Here are 5 surprising sources of calcium (plus some other benefits that these foods have too):

  1. Leafy Greens - Kale, broccoli, spinach, chard, collards, or almost any green leafy vegetable provides a great dose of absorbable calcium. These also provide antioxidants, vitamin K, C, A, fiber and much more.
  2. Beans/Legumes - White beans, black eyed peas, and soybeans are great sources. When it comes to soy and any product made using it (like tofu or miso paste), always buy organic so they are not GMO products. Beans and legumes also provide fiber, protein, and many minerals too in addition to calcium.
  3. Nuts and Seeds - Including walnuts, flax seeds, sesame seeds, tahini (made from sesame seeds), and almonds. Another benefit of eating these foods is that they provide important Omega-3 fatty acids, fiber, and trace minerals.
  4. Molasses - A lesser known natural sweetener that comes from the sweet sap of plants. It's surprisingly a great source of calcium (17% of your daily needs in one tablespoon) and is also considered anti-inflammatory and less disturbing to blood sugar levels than other processed forms of sugar.
  5. Algae, and Other Sea Vegetables - Algae and sea vegetables are sustainable, whole food sources of calcium that are found in certain bodies of water throughout the world. Red algae in particular, a kind that is harvested in protected waters in Iceland, provides a high level of absorbable calcium, plus magnesium, and many other trace minerals too. Red algae is thought to be very anti-inflammatory, helping to prevent many forms of disease. Other forms of sea vegetables such as Kelp, Dulse, Alaria, and Kombu also provide calcium in addition to iron, B vitamins, and other trace minerals.

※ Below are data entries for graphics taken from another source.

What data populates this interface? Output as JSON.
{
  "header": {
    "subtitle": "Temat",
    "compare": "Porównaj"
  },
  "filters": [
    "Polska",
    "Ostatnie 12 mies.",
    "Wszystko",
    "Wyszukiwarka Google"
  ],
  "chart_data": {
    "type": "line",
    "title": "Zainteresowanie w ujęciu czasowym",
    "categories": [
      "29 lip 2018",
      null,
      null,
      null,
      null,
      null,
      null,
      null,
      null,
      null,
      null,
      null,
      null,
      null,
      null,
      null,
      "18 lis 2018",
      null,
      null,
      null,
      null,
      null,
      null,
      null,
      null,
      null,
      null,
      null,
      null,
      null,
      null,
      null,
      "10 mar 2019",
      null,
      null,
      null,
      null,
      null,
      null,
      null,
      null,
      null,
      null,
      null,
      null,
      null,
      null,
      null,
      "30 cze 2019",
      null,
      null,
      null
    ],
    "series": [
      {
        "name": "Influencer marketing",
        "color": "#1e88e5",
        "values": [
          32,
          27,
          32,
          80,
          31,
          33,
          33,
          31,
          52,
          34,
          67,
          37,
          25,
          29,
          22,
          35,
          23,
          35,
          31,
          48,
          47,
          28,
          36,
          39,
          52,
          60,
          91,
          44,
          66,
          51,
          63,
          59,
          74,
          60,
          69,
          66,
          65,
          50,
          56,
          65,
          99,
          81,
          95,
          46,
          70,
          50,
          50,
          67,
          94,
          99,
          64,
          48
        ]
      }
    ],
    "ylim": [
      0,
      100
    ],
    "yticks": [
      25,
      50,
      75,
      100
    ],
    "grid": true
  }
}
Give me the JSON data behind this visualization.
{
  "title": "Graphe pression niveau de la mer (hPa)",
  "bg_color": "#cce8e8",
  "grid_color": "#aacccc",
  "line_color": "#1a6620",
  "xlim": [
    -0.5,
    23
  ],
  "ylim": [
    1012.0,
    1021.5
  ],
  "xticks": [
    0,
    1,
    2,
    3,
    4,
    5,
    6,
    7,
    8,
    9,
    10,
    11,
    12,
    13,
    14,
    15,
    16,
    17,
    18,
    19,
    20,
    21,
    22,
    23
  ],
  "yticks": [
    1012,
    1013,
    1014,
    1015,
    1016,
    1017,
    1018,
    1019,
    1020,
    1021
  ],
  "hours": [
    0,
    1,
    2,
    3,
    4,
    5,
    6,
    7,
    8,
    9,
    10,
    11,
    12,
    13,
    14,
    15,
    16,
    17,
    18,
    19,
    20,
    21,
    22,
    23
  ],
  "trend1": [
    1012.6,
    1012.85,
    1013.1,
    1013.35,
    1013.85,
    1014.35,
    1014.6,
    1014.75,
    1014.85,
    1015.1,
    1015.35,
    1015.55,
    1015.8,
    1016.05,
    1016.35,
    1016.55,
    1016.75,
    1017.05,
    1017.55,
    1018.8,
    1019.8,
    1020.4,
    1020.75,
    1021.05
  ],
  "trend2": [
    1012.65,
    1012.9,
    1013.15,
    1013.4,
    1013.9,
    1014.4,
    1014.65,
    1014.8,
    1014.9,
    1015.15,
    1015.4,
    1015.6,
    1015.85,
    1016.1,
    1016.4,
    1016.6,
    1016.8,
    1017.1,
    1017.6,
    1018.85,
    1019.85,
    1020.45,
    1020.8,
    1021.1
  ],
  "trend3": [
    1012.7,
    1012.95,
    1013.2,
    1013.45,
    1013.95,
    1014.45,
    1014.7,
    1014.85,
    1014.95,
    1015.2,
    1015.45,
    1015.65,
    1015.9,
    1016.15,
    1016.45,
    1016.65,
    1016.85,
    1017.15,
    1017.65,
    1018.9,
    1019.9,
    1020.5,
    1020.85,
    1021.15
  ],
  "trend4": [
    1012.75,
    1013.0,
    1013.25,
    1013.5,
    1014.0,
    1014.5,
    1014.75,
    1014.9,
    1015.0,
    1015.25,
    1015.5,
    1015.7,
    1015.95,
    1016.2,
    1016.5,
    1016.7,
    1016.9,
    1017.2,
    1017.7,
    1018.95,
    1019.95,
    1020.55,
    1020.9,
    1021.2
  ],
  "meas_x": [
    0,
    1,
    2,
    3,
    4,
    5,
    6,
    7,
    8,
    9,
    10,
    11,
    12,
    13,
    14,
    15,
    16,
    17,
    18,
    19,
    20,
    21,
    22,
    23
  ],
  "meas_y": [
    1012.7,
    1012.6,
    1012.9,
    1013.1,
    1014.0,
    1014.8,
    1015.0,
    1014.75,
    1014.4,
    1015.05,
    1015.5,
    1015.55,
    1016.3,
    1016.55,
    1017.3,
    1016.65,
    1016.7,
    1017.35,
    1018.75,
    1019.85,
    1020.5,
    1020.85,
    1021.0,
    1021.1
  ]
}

Additionally, for those who do not follow a plant-based a diet and are okay with consuming seafood, several types of fish are also great sources of calcium. Salmon and sardines in particular provide a great dose of the mineral in every serving, especially if you consume some of the small fish bones (which may sound unappealing, but is probably something you already do without even knowing it more often than you think).

Your daily needs of calcium can also come from fortified nondairy milks, like almond and macadamia milk.

So the next time you are shopping for groceries, expand your options when it comes to getting enough calcium. Rather than continuously reaching for the milk and yogurt, try some of these great, unexpected sources of health-promoting calcium.